Prologue : Chroniques d'un Enfant des Ages Obscurs ; avant relecture ; Quatrième Partie

Date 01-03-2014 11:46:42 | Catégorie : Nouvelles confirmées


Essoufflé par ce monologue interminable, mon père s’est alors tu un instant. Je n’étais pas présent, puisqu’il m’avait éjecté de la cuisine peu de temps auparavant. Mais ma mère m’a ensuite raconté la scène – une parmi tant d’autres semblables -, et ses mots, et leurs conséquences plus dramatiques que d’habitude me sont, depuis, resté en mémoire jusqu'à aujourd’hui ; et ils y seront certainement gravés jusqu'à ma mort, je n’en doute pas.
Il a fixé ma mère de ses yeux de braise.
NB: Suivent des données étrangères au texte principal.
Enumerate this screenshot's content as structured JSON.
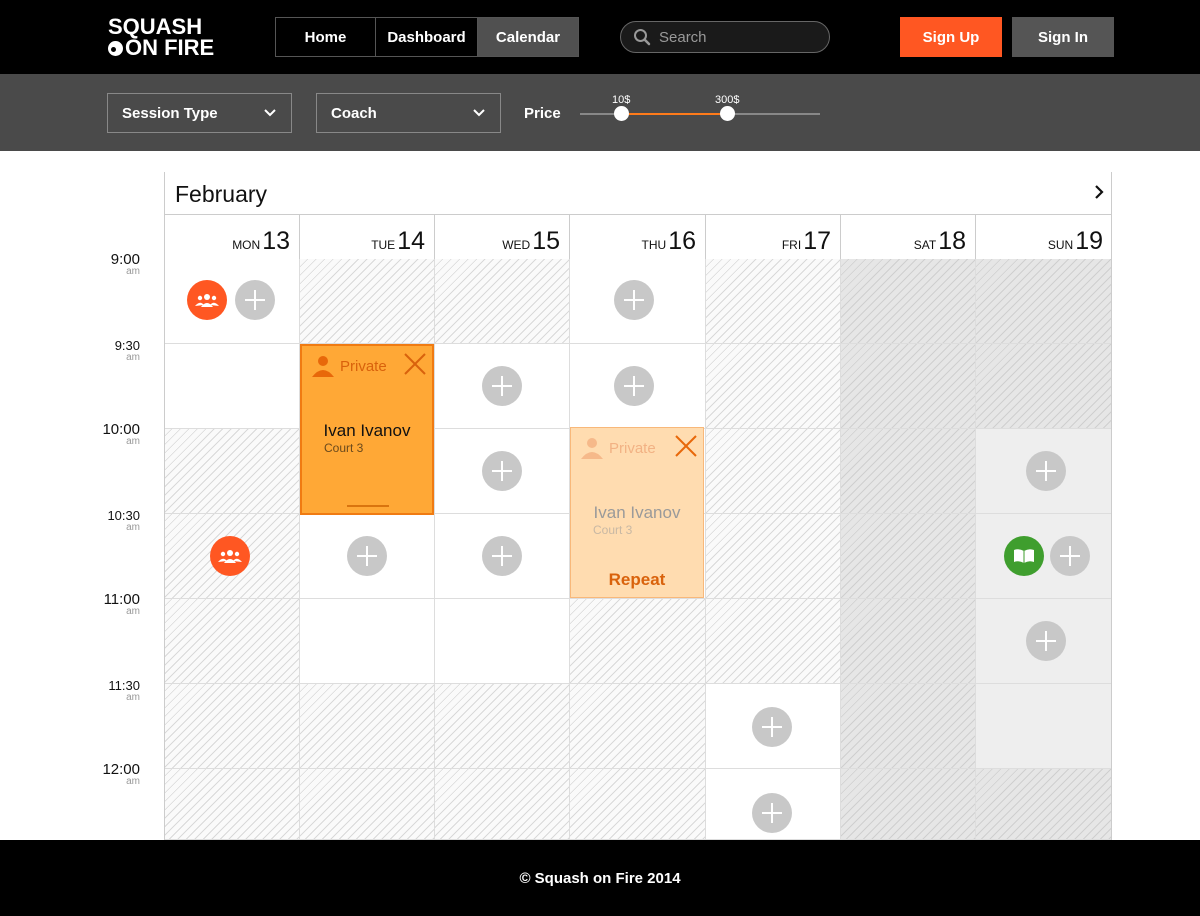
{
  "header": {
    "logo_line1": "SQUASH",
    "logo_line2": "ON FIRE",
    "nav": [
      "Home",
      "Dashboard",
      "Calendar"
    ],
    "active_nav": "Calendar",
    "search_placeholder": "Search",
    "signup_label": "Sign Up",
    "signin_label": "Sign In"
  },
  "filters": {
    "session_type_label": "Session Type",
    "coach_label": "Coach",
    "price_label": "Price",
    "price_min": "10$",
    "price_max": "300$"
  },
  "calendar": {
    "month": "February",
    "days": [
      {
        "name": "MON",
        "num": "13"
      },
      {
        "name": "TUE",
        "num": "14"
      },
      {
        "name": "WED",
        "num": "15"
      },
      {
        "name": "THU",
        "num": "16"
      },
      {
        "name": "FRI",
        "num": "17"
      },
      {
        "name": "SAT",
        "num": "18"
      },
      {
        "name": "SUN",
        "num": "19"
      }
    ],
    "times": [
      {
        "t": "9:00",
        "ampm": "am"
      },
      {
        "t": "9:30",
        "ampm": "am"
      },
      {
        "t": "10:00",
        "ampm": "am"
      },
      {
        "t": "10:30",
        "ampm": "am"
      },
      {
        "t": "11:00",
        "ampm": "am"
      },
      {
        "t": "11:30",
        "ampm": "am"
      },
      {
        "t": "12:00",
        "ampm": "am"
      }
    ],
    "events": [
      {
        "type": "Private",
        "name": "Ivan Ivanov",
        "court": "Court 3"
      },
      {
        "type": "Private",
        "name": "Ivan Ivanov",
        "court": "Court 3",
        "action": "Repeat"
      }
    ]
  },
  "footer": {
    "copyright": "© Squash on Fire 2014"
  },
  "colors": {
    "accent": "#ff5722",
    "event_orange": "#ffa836",
    "event_faded": "#ffdcb0",
    "green": "#3f9e2e"
  }
}
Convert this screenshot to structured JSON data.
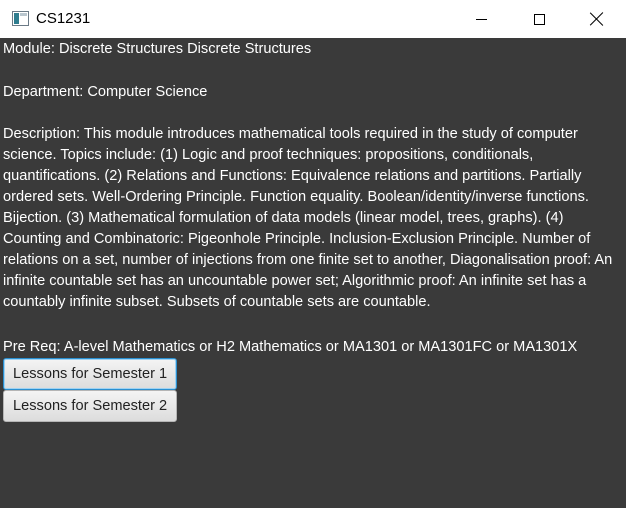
{
  "window": {
    "title": "CS1231"
  },
  "icons": {
    "app": "app-window-icon",
    "minimize": "minimize-icon",
    "maximize": "maximize-icon",
    "close": "close-icon"
  },
  "module": {
    "module_line": "Module: Discrete Structures  Discrete Structures",
    "department_line": "Department: Computer Science",
    "description_line": "Description: This module introduces mathematical tools required in the study of computer science. Topics include: (1) Logic and proof techniques: propositions, conditionals, quantifications.  (2) Relations and Functions: Equivalence relations and partitions.  Partially ordered sets.  Well-Ordering Principle. Function equality.  Boolean/identity/inverse functions. Bijection. (3) Mathematical formulation of data models (linear model, trees, graphs). (4) Counting and Combinatoric: Pigeonhole Principle. Inclusion-Exclusion Principle.  Number of relations on a set, number of injections from one finite set to another, Diagonalisation proof: An infinite countable set has an uncountable power set; Algorithmic proof: An infinite set has a countably infinite subset.  Subsets of countable sets are countable.",
    "prereq_line": "Pre Req: A-level Mathematics or H2 Mathematics or MA1301 or MA1301FC or MA1301X"
  },
  "buttons": {
    "semester1": "Lessons for Semester 1",
    "semester2": "Lessons for Semester 2"
  },
  "colors": {
    "background": "#3a3a3a",
    "text": "#ffffff",
    "focus_ring": "#2a8fd0"
  }
}
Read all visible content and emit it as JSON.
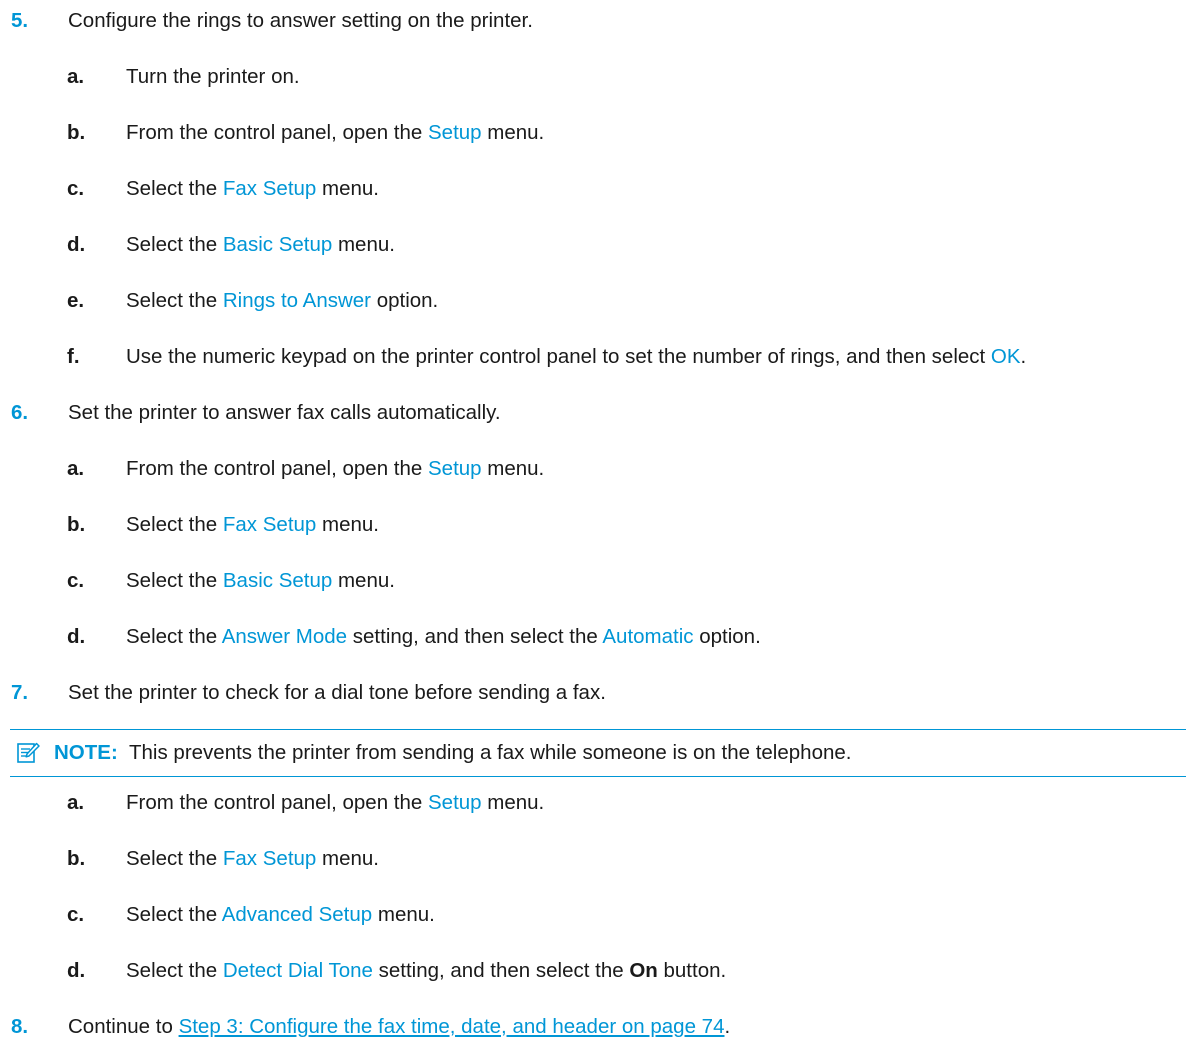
{
  "steps": {
    "s5": {
      "num": "5.",
      "text": "Configure the rings to answer setting on the printer.",
      "sub": {
        "a": {
          "letter": "a.",
          "text": "Turn the printer on."
        },
        "b": {
          "letter": "b.",
          "pre": "From the control panel, open the ",
          "ui": "Setup",
          "post": " menu."
        },
        "c": {
          "letter": "c.",
          "pre": "Select the ",
          "ui": "Fax Setup",
          "post": " menu."
        },
        "d": {
          "letter": "d.",
          "pre": "Select the ",
          "ui": "Basic Setup",
          "post": " menu."
        },
        "e": {
          "letter": "e.",
          "pre": "Select the ",
          "ui": "Rings to Answer",
          "post": " option."
        },
        "f": {
          "letter": "f.",
          "pre": "Use the numeric keypad on the printer control panel to set the number of rings, and then select ",
          "ui": "OK",
          "post": "."
        }
      }
    },
    "s6": {
      "num": "6.",
      "text": "Set the printer to answer fax calls automatically.",
      "sub": {
        "a": {
          "letter": "a.",
          "pre": "From the control panel, open the ",
          "ui": "Setup",
          "post": " menu."
        },
        "b": {
          "letter": "b.",
          "pre": "Select the ",
          "ui": "Fax Setup",
          "post": " menu."
        },
        "c": {
          "letter": "c.",
          "pre": "Select the ",
          "ui": "Basic Setup",
          "post": " menu."
        },
        "d": {
          "letter": "d.",
          "pre": "Select the ",
          "ui": "Answer Mode",
          "mid": " setting, and then select the ",
          "ui2": "Automatic",
          "post": " option."
        }
      }
    },
    "s7": {
      "num": "7.",
      "text": "Set the printer to check for a dial tone before sending a fax.",
      "note": {
        "icon": "note-icon",
        "label": "NOTE:",
        "text": "This prevents the printer from sending a fax while someone is on the telephone."
      },
      "sub": {
        "a": {
          "letter": "a.",
          "pre": "From the control panel, open the ",
          "ui": "Setup",
          "post": " menu."
        },
        "b": {
          "letter": "b.",
          "pre": "Select the ",
          "ui": "Fax Setup",
          "post": " menu."
        },
        "c": {
          "letter": "c.",
          "pre": "Select the ",
          "ui": "Advanced Setup",
          "post": " menu."
        },
        "d": {
          "letter": "d.",
          "pre": "Select the ",
          "ui": "Detect Dial Tone",
          "mid": " setting, and then select the ",
          "bold": "On",
          "post": " button."
        }
      }
    },
    "s8": {
      "num": "8.",
      "pre": "Continue to ",
      "link": "Step 3: Configure the fax time, date, and header on page 74",
      "post": "."
    }
  },
  "colors": {
    "accent": "#0096d6",
    "text": "#1a1a1a",
    "background": "#ffffff"
  }
}
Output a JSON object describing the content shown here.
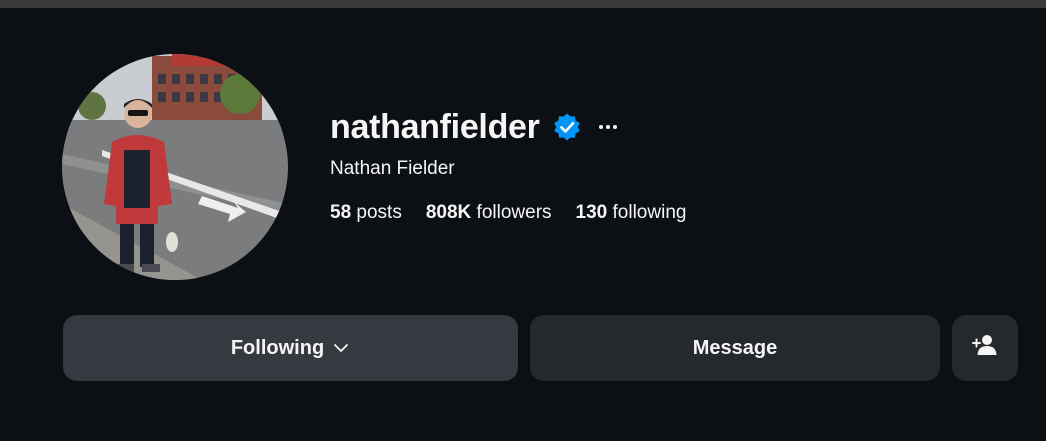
{
  "profile": {
    "username": "nathanfielder",
    "full_name": "Nathan Fielder",
    "verified": true,
    "stats": {
      "posts_count": "58",
      "posts_label": "posts",
      "followers_count": "808K",
      "followers_label": "followers",
      "following_count": "130",
      "following_label": "following"
    }
  },
  "actions": {
    "following_label": "Following",
    "message_label": "Message"
  },
  "icons": {
    "verified": "verified-badge-icon",
    "more": "more-options-icon",
    "chevron": "chevron-down-icon",
    "add_person": "add-person-icon"
  },
  "colors": {
    "background": "#0c1014",
    "verified_blue": "#0095f6",
    "following_button": "#363a40",
    "secondary_button": "#25292e"
  }
}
Il a hoqueté, répandant son haleine avinée alentours. Son visage blanc comme un linge l’a scruté avec intensité. Ses doigts se sont refermés sur ses paumes, se transformant ainsi en en poings prêts à s’abattre sur elle au moindre faux pas de sa part. Il a fait craquer leurs jointures ; ses bras noueux se sont tendus. Et il a attendu.
Evidemment, comme chaque fois que mon père remâchait ses ressentiments devant elle, qu’il l’invectivait, mais surtout, qu’il nous transformait, mon frère, ma sœur, et moi, en bouc émissaires, celle-ci ne pouvait s’empêcher de laisser de chaudes larmes couler de sa figure. Elle savait parfaitement que son comportement ne l’adoucirait pas. Au contraire, elle était consciente de ce qui allait advenir sous peu. Malgré tout, elle ne parvenait pas à les contrôler.
« Comment… comment ose tu affirmer des choses aussi horribles à propos de tes enfants, a-t-elle répliqué. » Le ton de sa voix était empreint de haine et de dépit. « Comment peux-tu déverser ta bile sur eux. Regarde-toi, quelle image de toi leur montres-tu ? Ils n’ont rien demandé. Si tu as des problèmes avec tes parents, tes frères ou ta sœur, ce n’est pas de leur faute. Si tu ne parviens à dénicher un emploi stable, ils n’y sont pour rien. Quant à moi, j’ai toujours été là pour toi. Depuis le début, j’ai essayé de te soutenir du mieux que je le pouvais. Je t’ai incité à poursuivre tes efforts lorsque tu as suivi ta cure de sevrage à l’encontre de la cocaïne. Tu ne t’en souviens pas ? Eh bien, moi, je m’en rappelle : c’était juste après que nous nous soyons rencontré aux Alcooliques Anonymes. A cette époque, tu avais la rage ; tu désirais t’en sortir par tous les moyens. Tu voulais montrer à tous ceux qui ne croyaient pas en toi – et plus particulièrement Félicien, Victorien et Allondra – qu’ils pouvaient te faire confiance. Qu’après des années de galère, ton séjour dans l’armée t’avait remis les idées en place. Que tu avais décidé de prendre ton avenir en main. Au terme de tes cinq années en tant que militaire, c’est encore moi qui t’ai expliqué que, malgré le fait que tu as réussi à te sortir de la drogue, tu n’en n’avais pas pour autant fini avec ton addiction au whisky ou à la vodka. Et je t’ai toujours encouragé à poursuivre tes efforts afin de t’en défaire…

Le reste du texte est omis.